Quando a imaginação desceu em Marte
Texto: NUNO GALOPIM
Originalmente publicadas em 1950, as Crónicas Marcianas de Ray Bradbury (1920-2012) são, mais que um romance de ficção científica, uma colecção de contos que, em conjunto, traçam uma narrativa cronologicamente ordenada e com um espaço em comum: o planeta Marte. Seguindo o modelo frequentemente citado junto dos leitores de ficção científica como “future history”, e tomando como principal fonte de inspiração o magnífico Winesburg, Ohio, de Sherwood Anderson, as Crónicas Marcianas contam a história de uma lento, longo e atribulado processo de colonização do planeta vermelho por seres humanos. As visões marcianas são diferentes de conto para conto, uns mais com sabor a aventura, outros a enigma, alguns mesmo ensaiando um humor com travo nonsense (como é o caso de Os Homens da Terra), fugindo aos cânones habituais na ficção científica.

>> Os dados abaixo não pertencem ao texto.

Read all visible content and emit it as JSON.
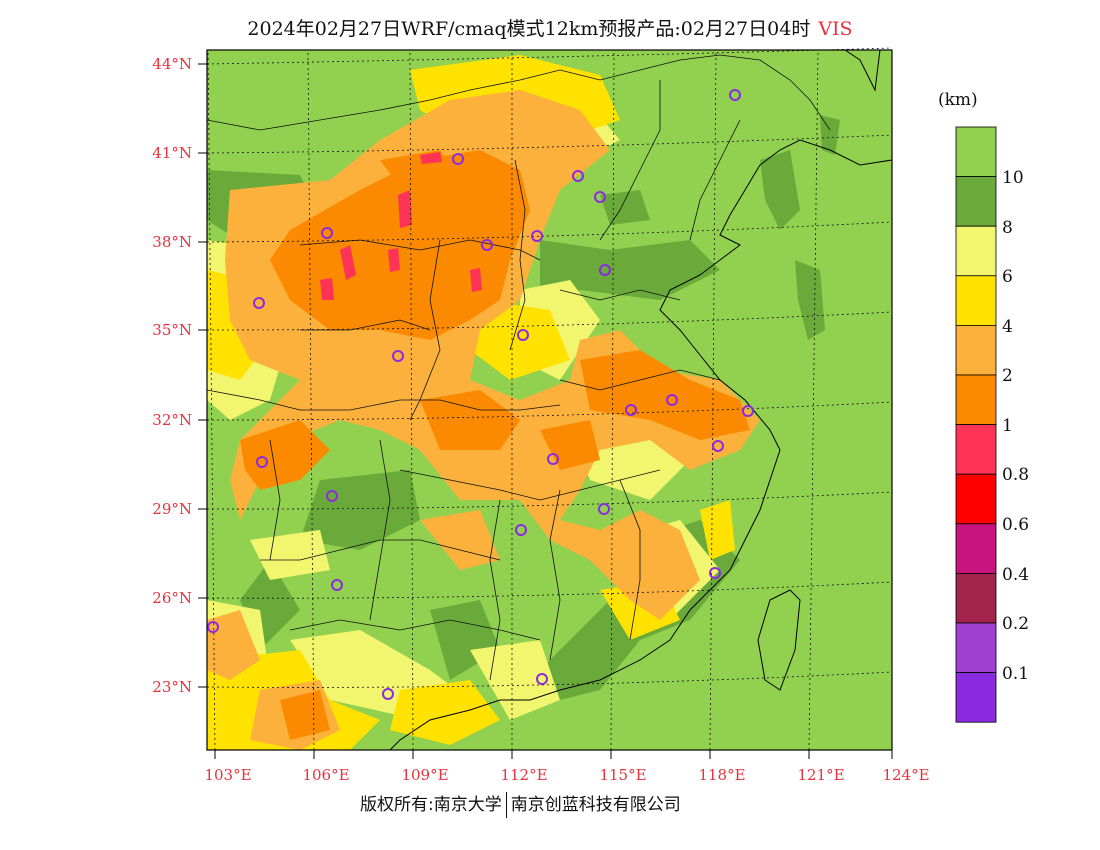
{
  "title": {
    "text": "2024年02月27日WRF/cmaq模式12km预报产品:02月27日04时",
    "variable": "VIS"
  },
  "lat_labels": [
    "44°N",
    "41°N",
    "38°N",
    "35°N",
    "32°N",
    "29°N",
    "26°N",
    "23°N"
  ],
  "lon_labels": [
    "103°E",
    "106°E",
    "109°E",
    "112°E",
    "115°E",
    "118°E",
    "121°E",
    "124°E"
  ],
  "colorbar": {
    "unit": "(km)",
    "labels": [
      "10",
      "8",
      "6",
      "4",
      "2",
      "1",
      "0.8",
      "0.6",
      "0.4",
      "0.2",
      "0.1"
    ],
    "colors": [
      "#92d050",
      "#6aaa3a",
      "#f2f56e",
      "#ffe200",
      "#fbb13c",
      "#fb8a00",
      "#ff3355",
      "#ff0000",
      "#c8147e",
      "#a3254d",
      "#a040d0",
      "#8a2be2"
    ]
  },
  "footer": {
    "left": "版权所有:南京大学",
    "right": "南京创蓝科技有限公司"
  }
}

Em grandes traços, as histórias acabam inevitavelmente a refletir sobre as relações que se desenham entre os colonizadores e os povos autóctones marcianos, o impacte da chegada dos forasteiros a um novo mundo e o modo como eventualmente o moldam depois à sua imagem (aqui aproveitando o autor para lançar sugestivos olhares sobre o homem e o seu habitat natural, a Terra). O processo acontece com inesperadas surpresas e revelações pelo caminho, num quadro de acontecimentos cronologicamente ordenado entre 1999 e 2057. É no final do derradeiro capítulo que, perante a sua imagem refletida num lago, uma família humana olha para si mesma, reparando que são eles agora os marcianos.
Apesar de não se considerar um autor de um género específico, Ray Bardbury assinou vários romances, contos e argumentos de ficção científica, entre os quais o fundamental Farenheit 451 (de 1951), romance que seria levado ao grande ecrã por François Truffaut. A sua história literária caminhou contudo frequentemente perto dos domínios da ficção científica, datando de 1938 o seu primeiro conto do género.
As Crónicas Marcianas, habitualmente apontadas como a sua obra-prima, representam uma das maus imaginativas entre as muitas ficções traçadas com o planeta Marte por cenário.
O livro conheceu uma adaptação televisiva na alvorada dos anos 80, numa série que alterou signitifativamente a estrutura narrativa, mantendo contudo viva a essência de alguns dos contos. Como protagonista a série contava com a figura de Rock Hudson, que deu vida a uma personagem que acompanha toda a trama, algo que não sucede no registo fragmentário do livro de Bradbury. Entre as adaptações deste texto vale a pena lembrar também uma versão em disco spoken word, gravada por Leonard Nimoy.